Genetics plays a role in age-related macular degeneration (AMD), a common cause of blindness in the elderly. There is a need for powerful methods for carrying out region-based association tests between a dichotomous trait like AMD and genetic variants on family data. Here we apply our new generalized functional linear mixed models (GFLMM) developed to test for gene-based association in a set of AMD families. Using common and rare variants, we observe significant association with two known AMD genes: CFH and ARMS2. Using rare variants, we find suggestive signals in four genes: ASAH1, CLEC6A, TMEM63C, and SGSM1. Intriguingly, ASAH1 is down-regulated in AMD aqueous humor, and ASAH1 deficiency leads to retinal inflammation and increased vulnerability to oxidative stress. These findings were made possible by our GFLMM which model the effect of a major gene as a fixed mean, the polygenic contributions as a random variation, and the correlation of pedigree members by kinship coefficients. Simulations indicate that the GFLMM likelihood ratio tests (LRT) accurately control the Type I error rates. The LRT have similar or higher power than existing retrospective kernel and burden statistics. Our GFLMM-based statistics provide a new tool for conducting family-based genetic studies of complex diseases.
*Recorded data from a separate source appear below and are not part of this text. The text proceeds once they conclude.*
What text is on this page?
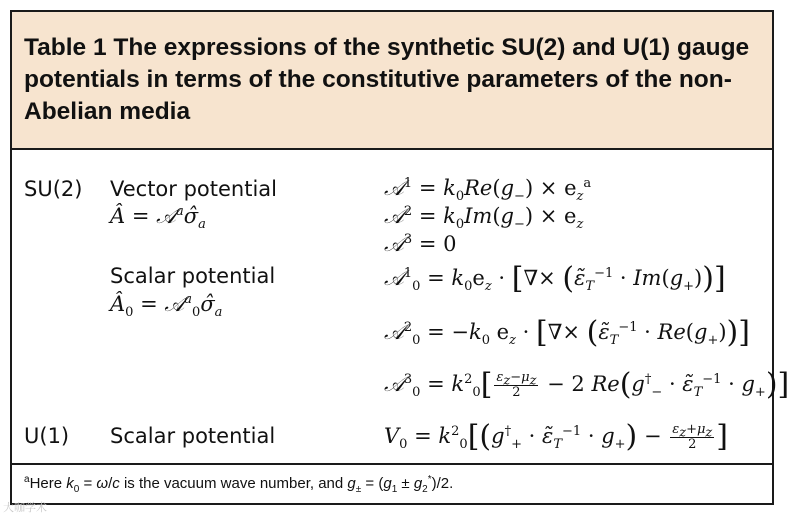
Table 1 The expressions of the synthetic SU(2) and U(1) gauge potentials in terms of the constitutive parameters of the non-Abelian media
SU(2) Vector potential
Â = $𝒜^a\sigmâ_a$
Scalar potential
$Â_0$ = $𝒜^a_0\sigmâ_a$
U(1) Scalar potential
𝒜$^1$ = $k_0Re(g_-) \times e_z^a$
𝒜$^2$ = $k_0Im(g_-) \times e_z$
𝒜$^3$ = 0
𝒜$^1_0$ = $k_0e_z$ · [∇× $(\varepsiloñ_T^{-1} \cdot Im(g_+))$]
𝒜$^2_0$ = $-k_0$ $e_z$ · [∇× $(\varepsiloñ_T^{-1} \cdot Re(g_+))$]
𝒜$^3_0$ = $k^2_0[ \frac{\varepsilon_z-\mu_z}{2} - 2$ $Re(g^\dagger_-$ · $\varepsiloñ_T^{-1} \cdot g_+$)]
$V_0 = k^2_0[(g^\dagger_+$ · $\varepsiloñ_T^{-1} \cdot g_+) - \frac{\varepsilon_z+\mu_z}{2}$ ]
$^a$Here $k_0 = \omega/c$ is the vacuum wave number, and $g_\pm = (g_1 \pm g_2^*)/2$.
大咖学术
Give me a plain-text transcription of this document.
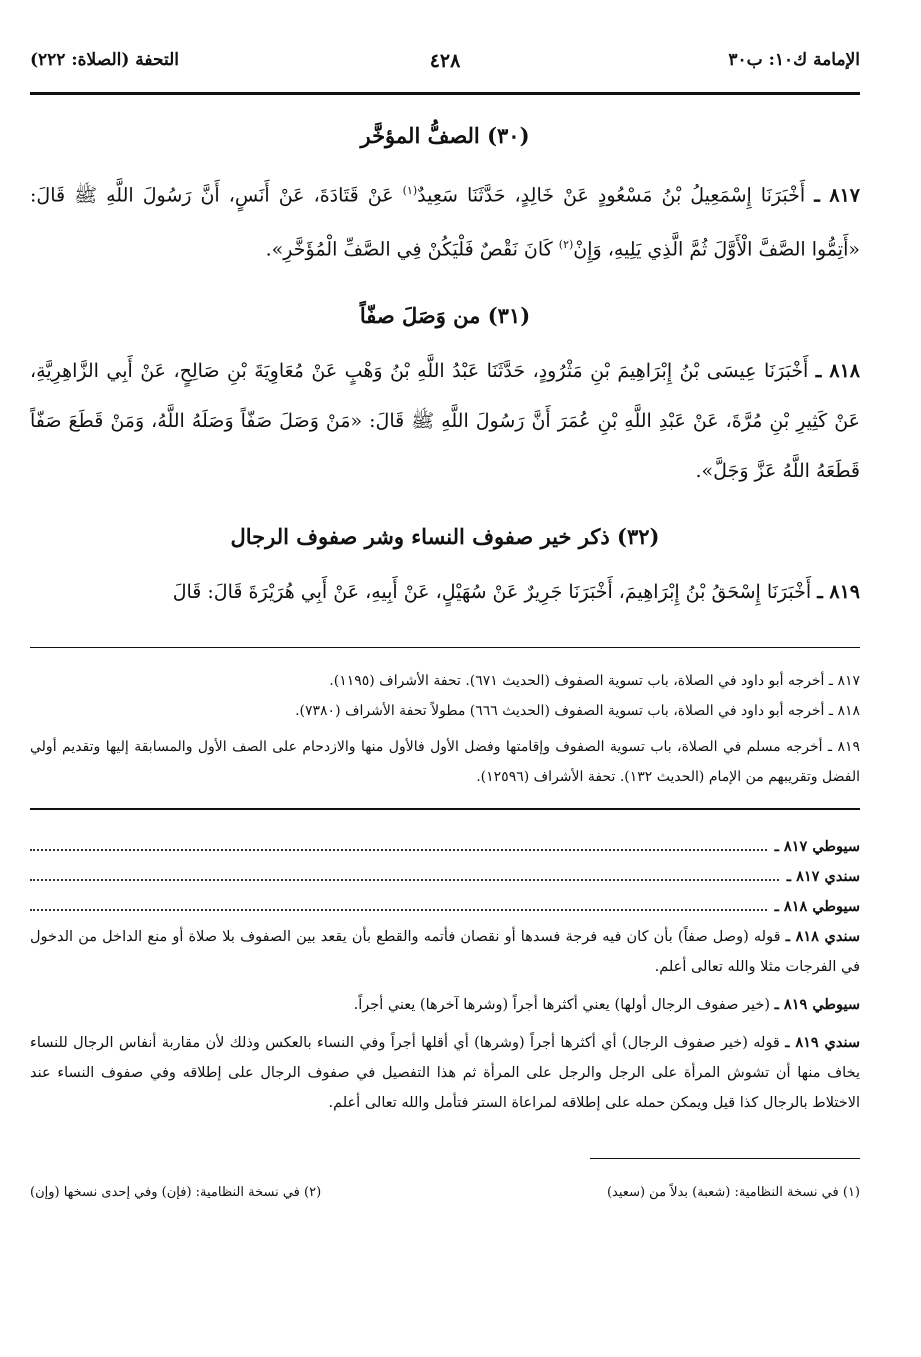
الإمامة ك١٠: ب٣٠
٤٢٨
التحفة (الصلاة: ٢٢٢)
(٣٠) الصفُّ المؤخَّر

٨١٧ ـ أَخْبَرَنَا إِسْمَعِيلُ بْنُ مَسْعُودٍ عَنْ خَالِدٍ، حَدَّثَنَا سَعِيدٌ$^{(١)}$ عَنْ قَتَادَةَ، عَنْ أَنَسٍ، أَنَّ رَسُولَ اللَّهِ ﷺ قَالَ: «أَتِمُّوا الصَّفَّ الْأَوَّلَ ثُمَّ الَّذِي يَلِيهِ، وَإِنْ$^{(٢)}$ كَانَ نَقْصٌ فَلْيَكُنْ فِي الصَّفِّ الْمُؤَخَّرِ».

(٣١) من وَصَلَ صفّاً

٨١٨ ـ أَخْبَرَنَا عِيسَى بْنُ إِبْرَاهِيمَ بْنِ مَثْرُودٍ، حَدَّثَنَا عَبْدُ اللَّهِ بْنُ وَهْبٍ عَنْ مُعَاوِيَةَ بْنِ صَالِحٍ، عَنْ أَبِي الزَّاهِرِيَّةِ، عَنْ كَثِيرِ بْنِ مُرَّةَ، عَنْ عَبْدِ اللَّهِ بْنِ عُمَرَ أَنَّ رَسُولَ اللَّهِ ﷺ قَالَ: «مَنْ وَصَلَ صَفّاً وَصَلَهُ اللَّهُ، وَمَنْ قَطَعَ صَفّاً قَطَعَهُ اللَّهُ عَزَّ وَجَلَّ».

(٣٢) ذكر خير صفوف النساء وشر صفوف الرجال

٨١٩ ـ أَخْبَرَنَا إِسْحَقُ بْنُ إِبْرَاهِيمَ، أَخْبَرَنَا جَرِيرٌ عَنْ سُهَيْلٍ، عَنْ أَبِيهِ، عَنْ أَبِي هُرَيْرَةَ قَالَ: قَالَ

٨١٧ ـ أخرجه أبو داود في الصلاة، باب تسوية الصفوف (الحديث ٦٧١). تحفة الأشراف (١١٩٥).

٨١٨ ـ أخرجه أبو داود في الصلاة، باب تسوية الصفوف (الحديث ٦٦٦) مطولاً تحفة الأشراف (٧٣٨٠).

٨١٩ ـ أخرجه مسلم في الصلاة، باب تسوية الصفوف وإقامتها وفضل الأول فالأول منها والازدحام على الصف الأول والمسابقة إليها وتقديم أولي الفضل وتقريبهم من الإمام (الحديث ١٣٢). تحفة الأشراف (١٢٥٩٦).

سيوطي ٨١٧ ـ
سندي ٨١٧ ـ
سيوطي ٨١٨ ـ

سندي ٨١٨ ـ قوله (وصل صفاً) بأن كان فيه فرجة فسدها أو نقصان فأتمه والقطع بأن يقعد بين الصفوف بلا صلاة أو منع الداخل من الدخول في الفرجات مثلا والله تعالى أعلم.

سيوطي ٨١٩ ـ (خير صفوف الرجال أولها) يعني أكثرها أجراً (وشرها آخرها) يعني أجراً.

سندي ٨١٩ ـ قوله (خير صفوف الرجال) أي أكثرها أجراً (وشرها) أي أقلها أجراً وفي النساء بالعكس وذلك لأن مقاربة أنفاس الرجال للنساء يخاف منها أن تشوش المرأة على الرجل والرجل على المرأة ثم هذا التفصيل في صفوف الرجال على إطلاقه وفي صفوف النساء عند الاختلاط بالرجال كذا قيل ويمكن حمله على إطلاقه لمراعاة الستر فتأمل والله تعالى أعلم.

(١) في نسخة النظامية: (شعبة) بدلاً من (سعيد)
(٢) في نسخة النظامية: (فإن) وفي إحدى نسخها (وإن)
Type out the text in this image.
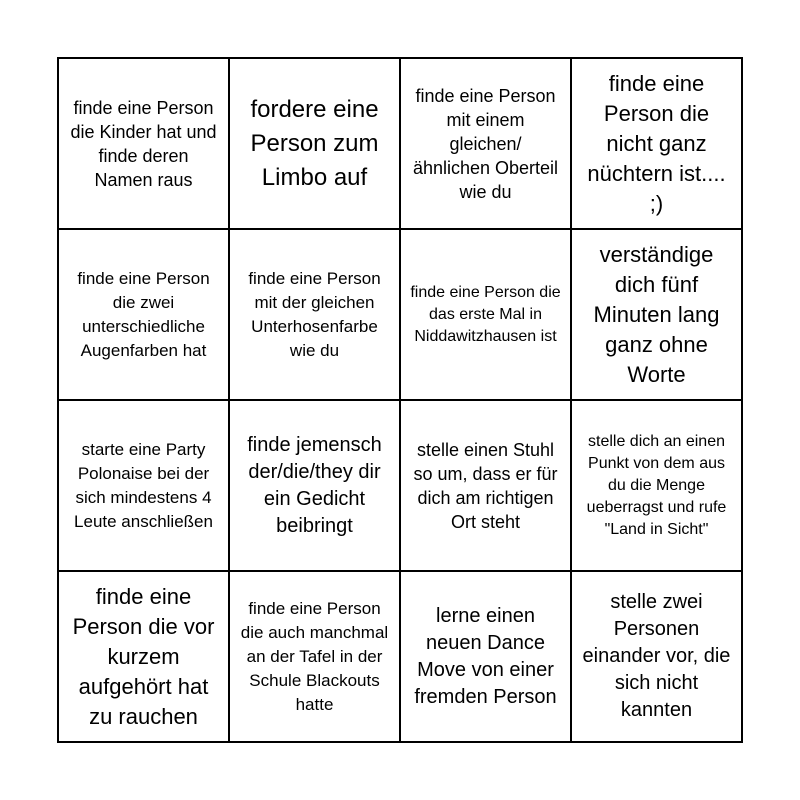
finde eine Person die Kinder hat und finde deren Namen raus
fordere eine Person zum Limbo auf
finde eine Person mit einem gleichen/ ähnlichen Oberteil wie du
finde eine Person die nicht ganz nüchtern ist.... ;)
finde eine Person die zwei unterschiedliche Augenfarben hat
finde eine Person mit der gleichen Unterhosenfarbe wie du
finde eine Person die das erste Mal in Niddawitzhausen ist
verständige dich fünf Minuten lang ganz ohne Worte
starte eine Party Polonaise bei der sich mindestens 4 Leute anschließen
finde jemensch der/die/they dir ein Gedicht beibringt
stelle einen Stuhl so um, dass er für dich am richtigen Ort steht
stelle dich an einen Punkt von dem aus du die Menge ueberragst und rufe "Land in Sicht"
finde eine Person die vor kurzem aufgehört hat zu rauchen
finde eine Person die auch manchmal an der Tafel in der Schule Blackouts hatte
lerne einen neuen Dance Move von einer fremden Person
stelle zwei Personen einander vor, die sich nicht kannten
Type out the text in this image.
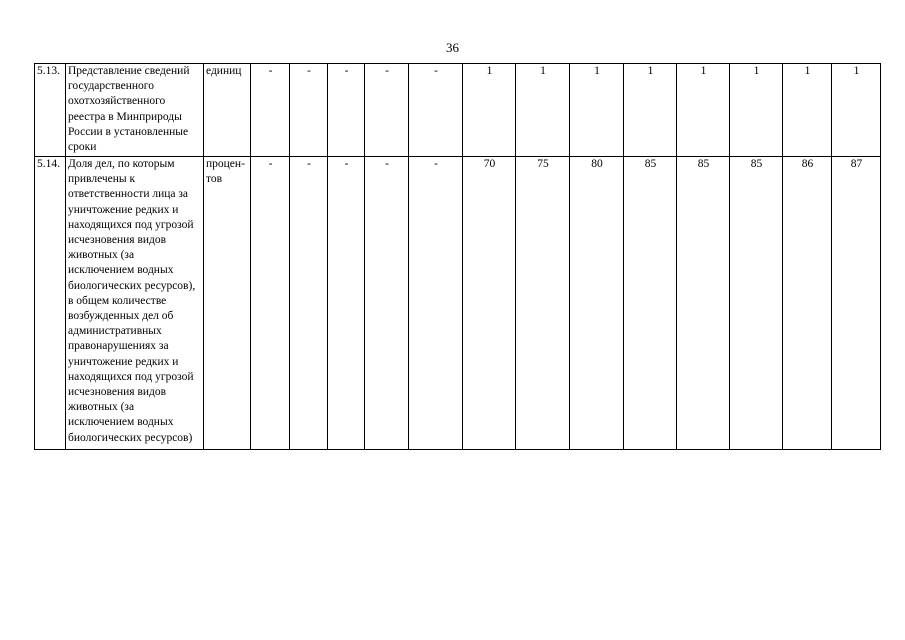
36
5.13.	Представление сведений государственного охотхозяйственного реестра в Минприроды России в установленные сроки	единиц	-	-	-	-	-	1	1	1	1	1	1	1	1
5.14.	Доля дел, по которым привлечены к ответственности лица за уничтожение редких и находящихся под угрозой исчезновения видов животных (за исключением водных биологических ресурсов), в общем количестве возбужденных дел об административных правонарушениях за уничтожение редких и находящихся под угрозой исчезновения видов животных (за исключением водных биологических ресурсов)	процен-тов	-	-	-	-	-	70	75	80	85	85	85	86	87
遗传因素在与年龄有关的黄斑变性（AMD）中起作用，AMD是老年人失明的常​​见原因。需要有力的方法来进行基于二分性的特征（如AMD）和家庭数据的遗传变异之间的基于区域的关联测试。在这里，我们应用我们开发的新的广义功能线性混合模型（GFLMM），以测试一组AMD系列中基于基因的关联。使用常见和罕见变体，我们观察到与两个已知的AMD基因显着相关：CFH和ARMS2。使用罕见的变体，我们在四个基因中发现提示信号：ASAH1，CLEC6A，TMEM63C和SGSM1。有趣的是，ASAH1在AMD房水中被下调，并且ASAH1缺乏导致视网膜发炎并增加了对氧化应激的脆弱性。这些发现是通过我们的GFLMM得以实现的，该模型将主要基因的作用作为固定均值，将多基因贡献作为随机变量进行建模，并通过亲属系数对谱系成员的相关性进行建模。仿真表明，GFLMM似然比测试（LRT）可以精确控制I型错误率。与现有的回顾性内核和负担统计数据相比，LRT具有相似或更高的功能。我们基于GFLMM的统计数据为进行基于家庭的复杂疾病基因研究提供了新工具。